И тут динамик снова ожил, но теперь голос был не оттуда. Из детской.
— Дима, возьми трубку, — сказала мама. — Слышишь? Она идёт. Я слышу шаги в коридоре.
Я поняла, что динамик, который был у мамы в детской, работает в режиме двусторонней связи. А приёмник — у меня. Они не знали, что я ношу второй блок с собой. Или забыли. Или не думали, что я его включу.
Я бесшумно открыла балконную дверь, прошла в прихожую. Из кухни не было видно детской. Я прислонилась к стене, прижала динамик к уху. Сердце колотилось где-то в горле.
— Уходи, — сказала мама. — Быстро. Я скажу, что ты ушёл в магазин.
— Нет, — Дима. — Хватит врать. Хватит.
— Дима, пожалуйста. Ты же знаешь, что будет.
— А что будет? Скандал? Истерика? Слёзы? Битьё посуды? Я знаю этот сценарий наизусть. Она кричит, ты её успокаиваешь, я ухожу на кухню, дети просыпаются. Потом три дня она ходит тише воды ниже травы, а потом всё сначала. Замкнутый круг.
— Это моя дочь.
— И моя жена. Но это не значит, что мы должны терпеть.
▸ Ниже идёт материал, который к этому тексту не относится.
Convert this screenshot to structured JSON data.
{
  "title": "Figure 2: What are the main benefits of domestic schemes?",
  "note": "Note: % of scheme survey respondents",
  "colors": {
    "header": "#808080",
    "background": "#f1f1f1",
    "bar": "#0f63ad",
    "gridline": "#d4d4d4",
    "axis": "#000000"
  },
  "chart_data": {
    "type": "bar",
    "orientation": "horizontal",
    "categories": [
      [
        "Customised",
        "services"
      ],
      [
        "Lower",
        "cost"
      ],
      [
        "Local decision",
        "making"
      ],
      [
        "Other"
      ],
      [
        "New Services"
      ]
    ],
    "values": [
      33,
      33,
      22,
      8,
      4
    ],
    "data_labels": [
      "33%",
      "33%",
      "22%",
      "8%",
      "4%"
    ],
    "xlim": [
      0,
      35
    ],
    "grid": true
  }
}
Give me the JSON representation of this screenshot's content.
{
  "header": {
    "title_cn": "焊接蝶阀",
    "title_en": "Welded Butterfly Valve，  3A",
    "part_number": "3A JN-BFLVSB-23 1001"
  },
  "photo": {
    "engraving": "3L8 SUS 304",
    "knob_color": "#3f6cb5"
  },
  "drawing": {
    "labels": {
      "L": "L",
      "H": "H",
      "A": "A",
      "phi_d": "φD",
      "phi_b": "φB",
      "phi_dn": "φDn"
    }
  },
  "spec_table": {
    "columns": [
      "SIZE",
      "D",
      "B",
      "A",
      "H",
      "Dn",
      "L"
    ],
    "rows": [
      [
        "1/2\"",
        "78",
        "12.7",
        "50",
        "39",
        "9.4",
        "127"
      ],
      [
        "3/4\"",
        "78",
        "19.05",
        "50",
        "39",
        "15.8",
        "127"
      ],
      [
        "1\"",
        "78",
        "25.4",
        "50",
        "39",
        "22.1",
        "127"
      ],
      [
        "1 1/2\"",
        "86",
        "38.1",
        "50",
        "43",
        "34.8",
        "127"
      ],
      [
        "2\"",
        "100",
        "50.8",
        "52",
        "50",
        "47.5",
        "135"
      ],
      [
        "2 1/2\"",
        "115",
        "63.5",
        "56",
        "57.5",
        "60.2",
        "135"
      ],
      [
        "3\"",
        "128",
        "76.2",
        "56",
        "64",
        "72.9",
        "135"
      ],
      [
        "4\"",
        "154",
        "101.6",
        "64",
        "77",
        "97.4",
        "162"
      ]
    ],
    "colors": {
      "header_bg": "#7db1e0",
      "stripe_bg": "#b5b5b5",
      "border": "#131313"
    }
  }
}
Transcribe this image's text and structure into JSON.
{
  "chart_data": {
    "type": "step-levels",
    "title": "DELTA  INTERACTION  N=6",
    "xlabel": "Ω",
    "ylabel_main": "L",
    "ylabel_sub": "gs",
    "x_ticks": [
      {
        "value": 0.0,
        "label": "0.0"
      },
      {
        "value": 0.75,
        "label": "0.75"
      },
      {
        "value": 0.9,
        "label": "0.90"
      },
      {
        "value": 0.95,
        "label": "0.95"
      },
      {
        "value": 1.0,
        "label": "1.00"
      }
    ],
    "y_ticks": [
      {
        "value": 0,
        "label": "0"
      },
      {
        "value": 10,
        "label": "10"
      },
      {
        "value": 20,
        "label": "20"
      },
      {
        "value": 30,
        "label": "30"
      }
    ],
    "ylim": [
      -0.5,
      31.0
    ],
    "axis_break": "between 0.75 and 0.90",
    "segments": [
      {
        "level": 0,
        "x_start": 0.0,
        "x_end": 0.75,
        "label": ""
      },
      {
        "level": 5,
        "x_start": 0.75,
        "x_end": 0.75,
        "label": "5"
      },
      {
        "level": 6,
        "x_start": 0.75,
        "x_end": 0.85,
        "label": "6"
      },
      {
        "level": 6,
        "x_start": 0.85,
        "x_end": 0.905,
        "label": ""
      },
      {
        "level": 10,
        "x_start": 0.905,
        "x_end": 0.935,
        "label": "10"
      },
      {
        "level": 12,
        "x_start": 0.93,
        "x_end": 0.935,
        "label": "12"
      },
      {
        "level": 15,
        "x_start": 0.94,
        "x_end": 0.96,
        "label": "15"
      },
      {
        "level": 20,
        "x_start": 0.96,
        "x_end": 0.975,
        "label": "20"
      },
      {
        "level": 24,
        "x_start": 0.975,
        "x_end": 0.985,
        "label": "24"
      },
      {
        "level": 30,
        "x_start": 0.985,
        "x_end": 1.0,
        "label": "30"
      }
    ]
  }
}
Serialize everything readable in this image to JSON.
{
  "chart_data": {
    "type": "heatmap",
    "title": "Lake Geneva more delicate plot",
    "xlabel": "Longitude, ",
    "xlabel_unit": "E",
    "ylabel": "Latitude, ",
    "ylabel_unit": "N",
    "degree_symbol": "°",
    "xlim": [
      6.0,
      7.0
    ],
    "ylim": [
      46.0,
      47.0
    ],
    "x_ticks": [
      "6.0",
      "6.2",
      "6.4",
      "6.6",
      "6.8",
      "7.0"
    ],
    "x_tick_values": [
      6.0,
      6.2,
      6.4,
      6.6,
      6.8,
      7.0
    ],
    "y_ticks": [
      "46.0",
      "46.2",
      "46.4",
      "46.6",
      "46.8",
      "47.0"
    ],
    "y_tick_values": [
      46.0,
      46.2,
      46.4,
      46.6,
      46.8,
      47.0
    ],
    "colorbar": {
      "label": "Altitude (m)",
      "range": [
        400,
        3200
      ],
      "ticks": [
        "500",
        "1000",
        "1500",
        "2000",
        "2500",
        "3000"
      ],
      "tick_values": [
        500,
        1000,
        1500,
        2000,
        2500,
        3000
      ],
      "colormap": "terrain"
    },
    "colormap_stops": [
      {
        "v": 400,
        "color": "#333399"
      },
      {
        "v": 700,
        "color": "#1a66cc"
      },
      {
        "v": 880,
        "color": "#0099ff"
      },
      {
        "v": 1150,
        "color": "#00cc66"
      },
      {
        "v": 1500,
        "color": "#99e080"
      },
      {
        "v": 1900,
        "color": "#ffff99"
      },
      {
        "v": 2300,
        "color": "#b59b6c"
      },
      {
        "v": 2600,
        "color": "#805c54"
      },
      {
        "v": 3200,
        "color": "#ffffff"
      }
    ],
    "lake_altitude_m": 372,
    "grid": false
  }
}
В этот момент у меня зазвонил телефон. Я от неожиданности выронила динамик — он глухо ударился о ковёр, и в детской, видимо, услышали, потому что мама сказала:
— Всё. Она здесь.
Я подняла трубку. Звонила свекровь. Я сбросила вызов, на ватных ногах прошла в кухню, поставила чайник. Руки тряслись. В голове гудело, как в трансформаторной будке. Мне нужно было время. Нужно было понять, что я только что услышала.
Они говорили про меня. Про мою «неуправляемость», про «истерики», про «контроль». Я вспоминала последние месяцы. Да, были скандалы. Да, я проверяла телефон Димы — после того как нашла в его кармане чек из ювелирного магазина, где он ничего мне не покупал (потом оказалось — дарил сестре, забыл сказать). Да, я накричала на Артёма, когда он опрокинул на ноутбук чай с молоком. Но разве это повод говорить обо мне как о душевнобольной?
Или… может быть, они правы?
Эта мысль ударила больнее, чем предательство. Что, если я действительно не замечаю, как схожу с ума? Что, если мама, которая сама лечилась от тревожного расстройства, видит во мне свою молодость — и боится? Что, если Дима, который клялся в любви на свадьбе, уже давно живёт со мной из чувства долга?
Я слышала, как хлопнула входная дверь. Дима ушёл — то ли в магазин, то ли навсегда, я не знала. Мама вышла из детской, заглянула на кухню.
— Мариш, ты чего такая бледная? Дети спят. Дима вышел, сказал, что ему нужно срочно. Не знаешь, что случилось?
Она смотрела на меня своими глазами — точь-в-точь как у меня, карие, с золотыми крапинками. В её взгляде я всегда читала любовь. А теперь я видела там оценку. Контроль. Страх.
— Ничего, мам. Устала, — сказала я, и голос не дрогнул. Впервые за долгое время.
Она кивнула, налила себе чаю, села напротив. Мы молчали. В кухне тикали часы. Где-то в детской всхлипнула Алина — и затихла.
— Мам, — спросила я, глядя в кружку. — Ты когда-нибудь думала, что я повторяю твою судьбу?
Она замерла. Чашка застыла у губ.
— С чего ты взяла?
— Просто спросила.
— Нет, — ответила она слишком быстро. — Ты другая. Ты сильнее.
Сильнее. Или просто лучше скрываю?
Дима вернулся через час. С пакетом молока и хлебом — дурацкий бытовой жест, который говорил: «Я вернулся, я никуда не ушёл». Он поцеловал меня в щёку, спросил, как дети. Я ответила, что всё хорошо.
Мы легли спать в три часа ночи. Долго не могли уснуть. Я лежала на спине, смотрела в потолок и слушала, как он дышит. Ровно. Спокойно. Будто ничего не случилось.
А я всё думала: если бы я не подслушала — я бы жила дальше в своём театре абсурда, где я — главная героиня, а не пациентка? Или, может быть, именно с этого вечера я начну по-настоящему выздоравливать?
Я не знала ответа. Но радионяня больше не лежала у меня в кармане. Я оставила её в детской — на той самой кроватке, где спали мои дети. Пусть слушает их сны. А мои взрослые секреты пусть останутся при мне.
Теперь я пишу это за кухонным столом. Дима на работе, мама в своей квартире, дети в саду. Я впервые за два года записалась к психотерапевту — на завтра. И впервые не чувствую себя преданной. Я чувствую себя увиденной. Даже если увидели меня через грязное стекло чужого страха.
Иногда правда, которую мы случайно подслушиваем, не убивает. Она лечит. Но сначала приходится переболеть. Как сейчас. Как всегда.